I sat down across from her, feeling pretty low. Why hadn’t I said something to Garrett in the library? I didn’t have to punch him. Why hadn’t I just told him he was out of line?

After Mom served everyone their food, Dad seemed to decide that he ought to be the one directing the conversation. “So, Mike and Matt,” he says, “you’re seniors this year.”

“Amen!” they say together.

“Amen? As in you’re glad high school’s over?”

“Absolutely.”

My father starts twirling his fork. “Why’s that?”

Matt and Mike look at each other, then back at my dad. “The regurgitation gets to you after a while.”

“Isn’t that funny,” he says, looking around the table. “High school was probably the best time of my life.”

Matt-or-Mike says, “Seriously? Dude, it’s totally lame!” Mrs. Baker shoots him a look, but that doesn’t stop him. “Well, it is, Mom. It’s that whole robotron attitude of education. Confine, confute, conform—I’ve had totally enough of that scene.”

My dad eyes my mom with a little I-told-you-so grin, then says to Matt and Mike, “So I take it college is out of the question?”

God, what was with him? In a flash I was clutching my fork and knife, ready to duke it out for a couple of guys who pinched my cheeks and called me baby brother.

I took a deep breath and tried to relax. Tried to dive down to calmer water. This wasn’t my fight.

Besides, Matt and Mike seemed cool with it. “Oh, no,” they said. “College is a total possibility.” “Yeah, we got accepted a couple of places, but we’re going to give the music thing a shot first.”

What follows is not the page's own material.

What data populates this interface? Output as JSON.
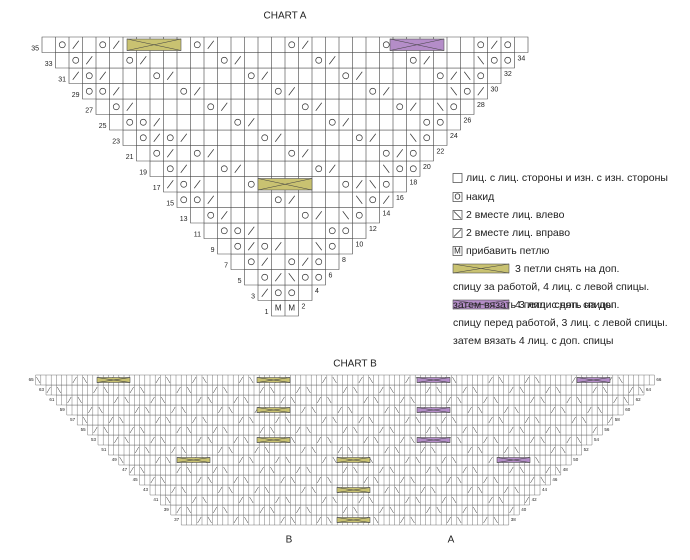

“Oh, the music thing,” my father says.

Matt and Mike look at each other, then shrug and get back to eating. But Lynetta glares at him and says, “Your sarcasm is not appreciated, Dad.”

“Lyn, Lyn,” says Matt-or-Mike. “It’s cool. Everyone’s like that about it. It’s a show-me-don’t-tell-me thing.”

“That’s a great idea,” Lynetta says, jumping out of her seat and dashing down the hall.

Mom freezes, not sure what to do about Lynetta, but then Mrs. Baker says, “Dinner is absolutely delicious, Patsy.”

“Thanks, Trina. It’s… it’s nice to have all of you over.”

There’s about three seconds of quiet and then Lynetta comes in and jabs at the CD player buttons until the drawer slides back in.

“Lyn, no! Not a good idea,” says Matt-or-Mike. “Yeah, Lyn. It’s not exactly dinner music.”

“Tough,” says Lynetta, and cranks the volume.

Boom, whack! Boom-boom, whack! The candles practically shake in their holders; then guitars rip through the air and about blow them out. Matt and Mike look up at the speakers, then grin at each other and call over to my dad, “Surround sound — awesome setup, Mr. Loski!”

All the adults were dying to jump up and turn the thing down, but Lynetta stood guard and just glowered at them. And when the song’s over, Lynetta pulls out the CD, punches off the player, and then smiles — actually smiles — at Matt and Mike and says, “That is the raddest song. I want to hear it again and again and again.”

Matt-or-Mike says to my dad, “You probably don’t like it, but it’s what we do.”

“You boys wrote that song?”

“Uh-huh.”

He motions Lynetta to pass the CD over, saying, “Just the one song?”

Matt-or-Mike laughs and says, “Dude, we’ve got a thousand songs, but there’s only three on the demo.”

Dad holds up the CD. “This is the demo?”

“Yeah.”

He looks at it a minute and says, “So if you’re Piss Poor, how do you afford to press CDs?”

“Dad!” Lynetta snaps at him.

“It’s okay, Lyn. Just a joke, right, Mr. Loski?”

My dad laughs a little and says, “Right,” but then adds, “Although I am a little curious. This is obviously not a home-done demo, and I happen to know studio time’s cost-prohibitive for most bands….”

Matt and Mike interrupt him with a slamming hard high five. And while I’m getting uptight about my dad asking them questions about money, of all things, my mom’s fumbling all over herself, trying to sweep away my dad’s big pawprints. “When Rick and I met, he was playing in a band….”

Poached salmon was suddenly swimming down the wrong hatch. And while I’m choking, Lynetta’s bugging out her raccoon eyes, gasping, “You? Played in a band? What did you play, clarinet?”